Today, I wondered if I actually made my sister’s road easier than it would have been had I been the complacent child. She would have had to be the first to challenge them and break them while doing it with the most sensitive of topics. Would they have had the easiest response to that if I hadn’t worn them down and prepared them for the fact not everyone fits into their little box? Based on who they had been to me, I honestly can’t say they would have responded to her in the way that she needed. I truly don’t believe they would have. I think they would have come around at some point because they are very good people. I just think they would have a lot of the wrong things first. They definitely would have pointed out to her that her life was going to be harder because of it. Instead, they spared her that statement understanding it wasn’t a choice she made. They did not spare me that. They always believed I chose to be “difficult” and chose to make my life hard. But thank God it was me they said it to and not her. I am sure she woke up every day knowing how hard her life would be and wishing something different. She didn’t need to be told. That would have been devastating and cruel for her.
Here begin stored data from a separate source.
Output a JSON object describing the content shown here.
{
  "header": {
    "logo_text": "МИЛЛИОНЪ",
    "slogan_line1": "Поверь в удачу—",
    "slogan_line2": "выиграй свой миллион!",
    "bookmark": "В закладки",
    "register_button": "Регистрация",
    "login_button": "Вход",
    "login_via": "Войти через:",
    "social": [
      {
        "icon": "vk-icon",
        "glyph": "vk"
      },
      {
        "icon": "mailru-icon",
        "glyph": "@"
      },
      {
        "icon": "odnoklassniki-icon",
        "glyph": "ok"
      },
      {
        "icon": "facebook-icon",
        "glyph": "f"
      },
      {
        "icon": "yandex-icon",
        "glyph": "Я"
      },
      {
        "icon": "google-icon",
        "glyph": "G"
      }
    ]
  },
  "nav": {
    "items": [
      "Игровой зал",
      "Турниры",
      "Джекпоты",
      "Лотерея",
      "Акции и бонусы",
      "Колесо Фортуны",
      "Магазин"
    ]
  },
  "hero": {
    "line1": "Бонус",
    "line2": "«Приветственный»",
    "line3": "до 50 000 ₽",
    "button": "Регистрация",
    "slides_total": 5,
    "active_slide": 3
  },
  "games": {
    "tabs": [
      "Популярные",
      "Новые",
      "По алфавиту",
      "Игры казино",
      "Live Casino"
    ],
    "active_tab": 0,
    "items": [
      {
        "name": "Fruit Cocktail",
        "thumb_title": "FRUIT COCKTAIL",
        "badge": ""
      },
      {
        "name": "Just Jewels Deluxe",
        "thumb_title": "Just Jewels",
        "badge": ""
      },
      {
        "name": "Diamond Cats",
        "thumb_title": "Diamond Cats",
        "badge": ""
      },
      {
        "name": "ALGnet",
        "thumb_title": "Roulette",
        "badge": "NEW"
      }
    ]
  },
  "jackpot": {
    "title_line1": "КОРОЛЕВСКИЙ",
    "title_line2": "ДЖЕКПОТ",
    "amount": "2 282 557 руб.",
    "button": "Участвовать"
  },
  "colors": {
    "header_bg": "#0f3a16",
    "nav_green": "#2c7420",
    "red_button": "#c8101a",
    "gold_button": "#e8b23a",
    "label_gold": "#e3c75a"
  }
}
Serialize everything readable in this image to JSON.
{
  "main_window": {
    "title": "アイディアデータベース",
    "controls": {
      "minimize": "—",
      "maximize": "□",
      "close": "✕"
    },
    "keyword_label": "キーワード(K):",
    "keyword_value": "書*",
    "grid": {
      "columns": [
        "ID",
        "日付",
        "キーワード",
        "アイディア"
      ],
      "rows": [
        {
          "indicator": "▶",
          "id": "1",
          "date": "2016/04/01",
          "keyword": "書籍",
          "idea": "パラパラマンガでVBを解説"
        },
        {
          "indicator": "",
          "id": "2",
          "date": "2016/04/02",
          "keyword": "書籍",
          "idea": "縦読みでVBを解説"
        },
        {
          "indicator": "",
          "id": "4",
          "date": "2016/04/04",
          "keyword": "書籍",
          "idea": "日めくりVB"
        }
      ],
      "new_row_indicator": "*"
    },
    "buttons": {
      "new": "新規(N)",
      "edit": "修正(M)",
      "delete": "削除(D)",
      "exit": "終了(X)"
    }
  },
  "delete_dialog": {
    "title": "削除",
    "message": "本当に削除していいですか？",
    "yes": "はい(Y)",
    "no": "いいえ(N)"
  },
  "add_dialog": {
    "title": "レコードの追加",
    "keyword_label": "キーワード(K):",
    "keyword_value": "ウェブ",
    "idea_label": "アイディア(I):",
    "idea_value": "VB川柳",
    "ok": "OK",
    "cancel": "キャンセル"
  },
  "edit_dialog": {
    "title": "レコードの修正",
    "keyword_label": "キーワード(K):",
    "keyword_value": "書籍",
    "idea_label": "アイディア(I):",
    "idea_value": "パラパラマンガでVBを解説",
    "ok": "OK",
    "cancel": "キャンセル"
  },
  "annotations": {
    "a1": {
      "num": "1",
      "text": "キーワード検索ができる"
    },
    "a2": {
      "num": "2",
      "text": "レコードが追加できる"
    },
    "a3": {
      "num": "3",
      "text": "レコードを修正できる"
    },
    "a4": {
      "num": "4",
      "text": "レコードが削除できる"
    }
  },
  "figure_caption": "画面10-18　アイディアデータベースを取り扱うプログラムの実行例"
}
It’s funny to know myself now as purple now since, technically, my favorite color is red. Looking back on my childhood, I insisted my bedroom walls be lavender and my bed set to have purple in it. It wasn’t easy to do lavender paint in the 80s. I even had a purple rug at one point. Serendipity I guess. There was also a pivotal moment once sitting in that bedroom floor in high school with a dear friend. She and her brother were being raised by a single mom. She never spoke much of her father other than that he lived in San Francisco and she didn’t see him often. One night she broke down and told me he was gay and HIV positive. Huge, adult topic we didn’t run into in our private Catholic school or suburban, perfect lawn neighborhoods. We cried together for hours. I cried and it had nothing to do with me. Like massive, snotty, wipe my nose on my sleeve all night cry. I just felt such immense pain for her and such empathy for the double life she had to live. Afterwards, I remember feeling really weird about my reaction. I also felt exhausted for days and really heavy. My parents told me and everyone else I was selfish so I wondered if I was somehow trying to make this my own drama. Today, I recalled that night and now know that was empathy. It was a sign that I was an empath. I just didn’t know that then. But it’s not unlike any reaction I have now to difficult things people share with me. It’s not hard for me to cry with them and carry their pain with me. I am not a crier in my own life. But for other people’s pain, it comes rather easily.

Anyway, some people don’t believe in this stuff and just chalk it up to one more thing which makes me crazy and that’s fine. I don’t need those people in my life. They are ordinary and stunted…the kind of person my parents originally thought it would be best for me to grow into. All the people who are in my life are deep and fascinating and multi-dimensional like me. I love my deep, rich, purple life and it makes a ton of sense to me that I served a purpose. Our family history in terms of how we behave and believe is forever altered and the new, better, more emotionally evolved dynamic is already infused into the next generation with my sister’s children who actually have a real shot at living a life of acceptance and getting to develop into who ever they are going to be with out fear or judgement or someone telling them how hard they are goi g to make life turn out for themselves. It’s not about being able to choose a life that’s easy or hard. It’s about being loved, supported and equipped to get through whatever challenges you face without being your own hater in a world full of people who will do it to you themselves. You need to be solid with yourself and that comes with the foundation of a healthy childhood and open parenting. That pain of my childhood, my parents’ childhood and whatever was wrought on their parents and generations before is done. It’s not passing on anymore. That is simply magnificent. That is “purple.”